Practical Solution for Effective Whole-Body Magnetic Fluid Hyperthermia Treatment

1National Institute for Materials Science, Sengen 1-2-1, Tsukuba 305-0047, Japan
2University of Tsukuba, 1-1-1 Tennodai, Tsukuba, Ibaraki 305-8577, Japan
3The University of Shiga Prefecture, Hikone 522-8533, Japan

Correspondence should be addressed to Hiroaki Mamiya; pj.og.smin@ikaorih.ayimam

Received 21 June 2017; Accepted 20 November 2017; Published 13 December 2017

Academic Editor: Mohammad Mansoob Khan

Copyright © 2017 Hiroaki Mamiya et al. This is an open access article distributed under the Creative Commons Attribution License, which permits unrestricted use, distribution, and reproduction in any medium, provided the original work is properly cited.

Abstract

Magnetic fluid hyperthermia therapy is considered as a promising treatment for cancers including unidentifiable metastatic cancers that are scattered across the whole body. However, a recent study on heat transfer simulated on a human body model showed a serious side effect: occurrences of hot spots in normal tissues due to eddy current loss induced by variation in the irradiated magnetic field. The indicated allowable upper limit of field amplitude for constant irradiation over the entire human body corresponded to approximately 100 Oe at a frequency of 25 kHz.

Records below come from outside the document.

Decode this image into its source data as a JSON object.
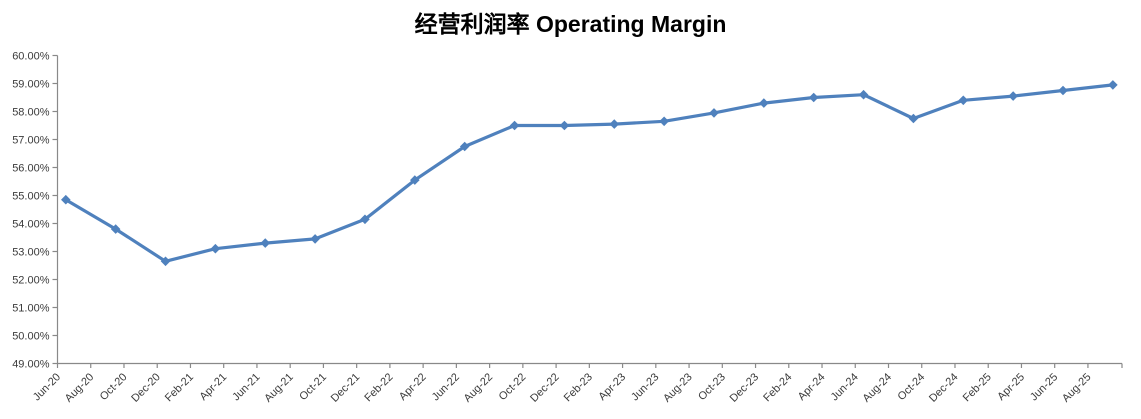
{
  "chart_data": {
    "type": "line",
    "title": "经营利润率 Operating Margin",
    "legend": false,
    "grid": false,
    "background": "#FFFFFF",
    "line_color": "#4F81BD",
    "marker": "diamond",
    "series": [
      {
        "name": "Operating Margin",
        "x": [
          "Jun-20",
          "Sep-20",
          "Dec-20",
          "Mar-21",
          "Jun-21",
          "Sep-21",
          "Dec-21",
          "Mar-22",
          "Jun-22",
          "Sep-22",
          "Dec-22",
          "Mar-23",
          "Jun-23",
          "Sep-23",
          "Dec-23",
          "Mar-24",
          "Jun-24",
          "Sep-24",
          "Dec-24",
          "Mar-25",
          "Jun-25",
          "Sep-25"
        ],
        "values": [
          54.85,
          53.8,
          52.65,
          53.1,
          53.3,
          53.45,
          54.15,
          55.55,
          56.75,
          57.5,
          57.5,
          57.55,
          57.65,
          57.95,
          58.3,
          58.5,
          58.6,
          57.75,
          58.4,
          58.55,
          58.75,
          58.95
        ]
      }
    ],
    "x_axis": {
      "tick_labels": [
        "Jun-20",
        "Aug-20",
        "Oct-20",
        "Dec-20",
        "Feb-21",
        "Apr-21",
        "Jun-21",
        "Aug-21",
        "Oct-21",
        "Dec-21",
        "Feb-22",
        "Apr-22",
        "Jun-22",
        "Aug-22",
        "Oct-22",
        "Dec-22",
        "Feb-23",
        "Apr-23",
        "Jun-23",
        "Aug-23",
        "Oct-23",
        "Dec-23",
        "Feb-24",
        "Apr-24",
        "Jun-24",
        "Aug-24",
        "Oct-24",
        "Dec-24",
        "Feb-25",
        "Apr-25",
        "Jun-25",
        "Aug-25"
      ],
      "label_rotation_deg": -45
    },
    "y_axis": {
      "min": 49,
      "max": 60,
      "step": 1,
      "unit": "%",
      "tick_labels": [
        "60.00%",
        "59.00%",
        "58.00%",
        "57.00%",
        "56.00%",
        "55.00%",
        "54.00%",
        "53.00%",
        "52.00%",
        "51.00%",
        "50.00%",
        "49.00%"
      ]
    },
    "colors": {
      "axis": "#898989",
      "tick_label": "#3b3b3b",
      "title": "#000000"
    }
  }
}
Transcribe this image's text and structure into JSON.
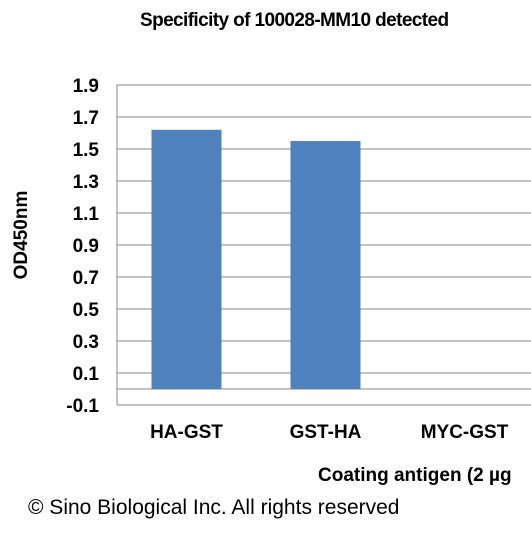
{
  "chart_data": {
    "type": "bar",
    "title": "Specificity of 100028-MM10  detected",
    "ylabel": "OD450nm",
    "xlabel": "Coating antigen (2 µg",
    "categories": [
      "HA-GST",
      "GST-HA",
      "MYC-GST"
    ],
    "values": [
      1.62,
      1.55,
      0
    ],
    "ylim": [
      -0.1,
      1.9
    ],
    "yticks": [
      "1.9",
      "1.7",
      "1.5",
      "1.3",
      "1.1",
      "0.9",
      "0.7",
      "0.5",
      "0.3",
      "0.1",
      "-0.1"
    ],
    "grid": true,
    "bar_color": "#4f81bd",
    "grid_color": "#868686"
  },
  "footer": {
    "copyright": "© Sino Biological Inc. All rights reserved"
  }
}
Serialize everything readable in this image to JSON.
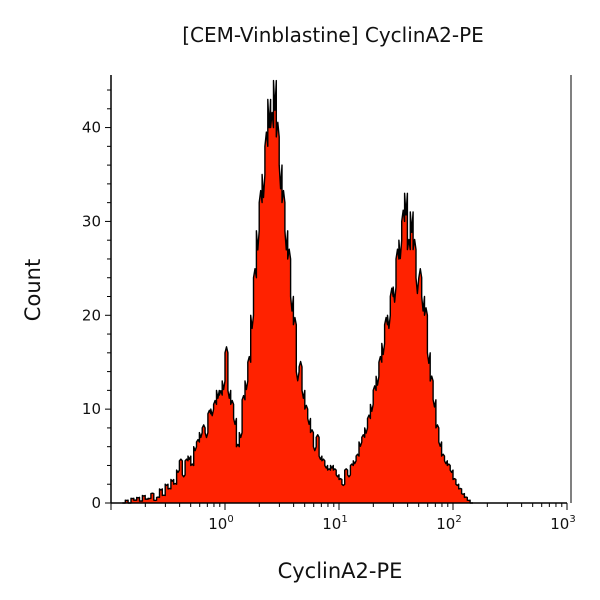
{
  "chart_data": {
    "type": "area",
    "title": "[CEM-Vinblastine] CyclinA2-PE",
    "xlabel": "CyclinA2-PE",
    "ylabel": "Count",
    "x_scale": "log",
    "xlim": [
      0.1,
      1000
    ],
    "ylim": [
      0,
      45.6
    ],
    "x_ticks": [
      {
        "base": "10",
        "exp": "0",
        "value": 1
      },
      {
        "base": "10",
        "exp": "1",
        "value": 10
      },
      {
        "base": "10",
        "exp": "2",
        "value": 100
      },
      {
        "base": "10",
        "exp": "3",
        "value": 1000
      }
    ],
    "y_ticks": [
      "0",
      "10",
      "20",
      "30",
      "40"
    ],
    "grid": false,
    "fill_color": "#ff2200",
    "line_color": "#000000",
    "histogram": {
      "bin_start": 0.126,
      "bins_per_decade": 40,
      "counts": [
        0,
        0.3,
        0,
        0.5,
        0.3,
        0.6,
        0.2,
        0.8,
        0.4,
        0.5,
        1,
        0.3,
        0.6,
        1.5,
        0.8,
        2,
        1.5,
        2.5,
        2,
        3.5,
        4.5,
        3,
        4.5,
        5,
        4,
        6,
        6.5,
        7.5,
        8,
        7.5,
        9.5,
        10,
        10.5,
        12,
        11.5,
        13,
        16,
        12,
        10.5,
        9,
        6,
        7.5,
        11,
        13,
        15,
        20,
        24,
        29,
        32,
        35,
        38,
        43,
        40,
        45,
        39,
        36,
        32,
        29,
        26,
        22,
        19,
        14,
        14.5,
        12,
        10,
        9,
        7.5,
        6,
        7,
        5,
        4.5,
        4,
        3.5,
        4,
        3.5,
        3,
        2.5,
        2,
        3.5,
        3,
        4,
        4.5,
        5,
        6.5,
        7,
        8,
        9,
        10.5,
        12,
        13.5,
        15,
        17,
        19,
        20,
        22,
        23,
        26,
        28,
        30,
        33,
        27,
        31,
        27,
        24,
        24,
        22,
        20,
        16,
        13,
        11,
        8,
        6.5,
        5,
        4.5,
        4,
        3.5,
        2.5,
        2,
        1.5,
        1,
        0.6,
        0.3,
        0
      ]
    }
  }
}
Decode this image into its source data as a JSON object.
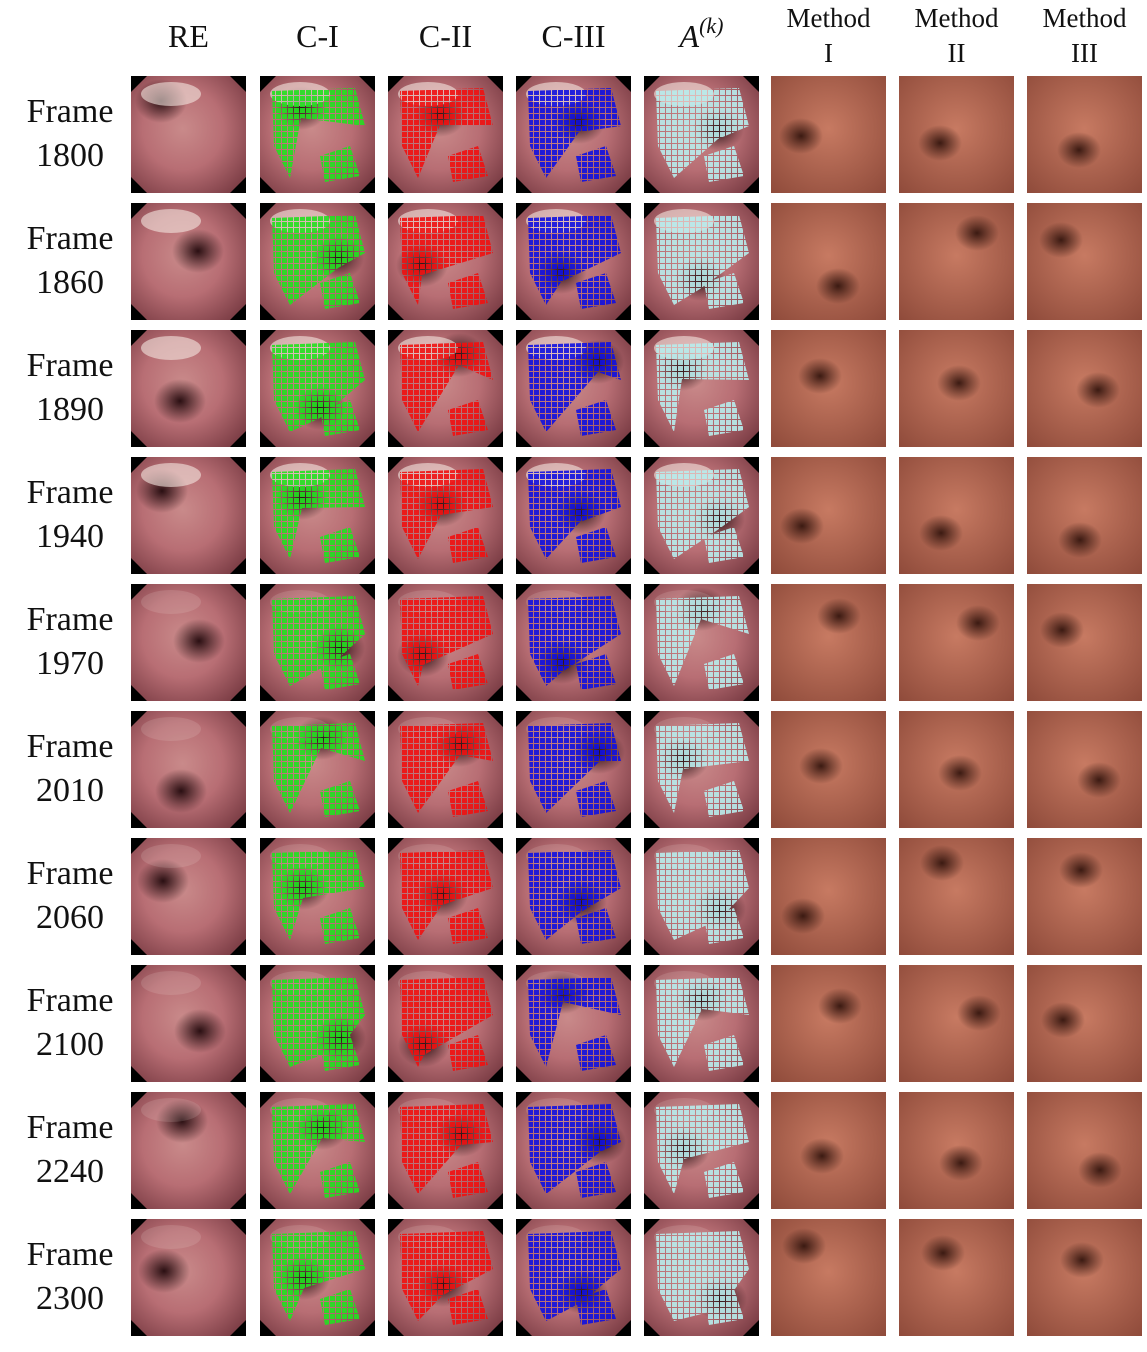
{
  "columns": [
    {
      "label": "RE"
    },
    {
      "label": "C-I"
    },
    {
      "label": "C-II"
    },
    {
      "label": "C-III"
    },
    {
      "label": "A",
      "superscript": "(k)"
    },
    {
      "lines": [
        "Method",
        "I"
      ]
    },
    {
      "lines": [
        "Method",
        "II"
      ]
    },
    {
      "lines": [
        "Method",
        "III"
      ]
    }
  ],
  "rows": [
    {
      "label": "Frame",
      "number": "1800"
    },
    {
      "label": "Frame",
      "number": "1860"
    },
    {
      "label": "Frame",
      "number": "1890"
    },
    {
      "label": "Frame",
      "number": "1940"
    },
    {
      "label": "Frame",
      "number": "1970"
    },
    {
      "label": "Frame",
      "number": "2010"
    },
    {
      "label": "Frame",
      "number": "2060"
    },
    {
      "label": "Frame",
      "number": "2100"
    },
    {
      "label": "Frame",
      "number": "2240"
    },
    {
      "label": "Frame",
      "number": "2300"
    }
  ]
}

The limit corresponds to the value of 2.5 × 106 Oe·s−1 and is significantly lower than the conventionally accepted criteria of 6 × 107 Oe·s−1. The present study involved evaluating maximum performance of conventional magnetic fluid hyperthermia cancer therapy below the afore-mentioned limit, and this was followed by discussing alternative methods not bound by standard frameworks by considering steady heat flow from equilibrium responses of stable nanoparticles. Consequently, the clarified potentials of quasi-stable core-shell nanoparticles, dynamic alignment of easy axes, and short pulse irradiation indicate that the whole-body magnetic fluid hyperthermia treatment is still a possible candidate for future cancer therapy.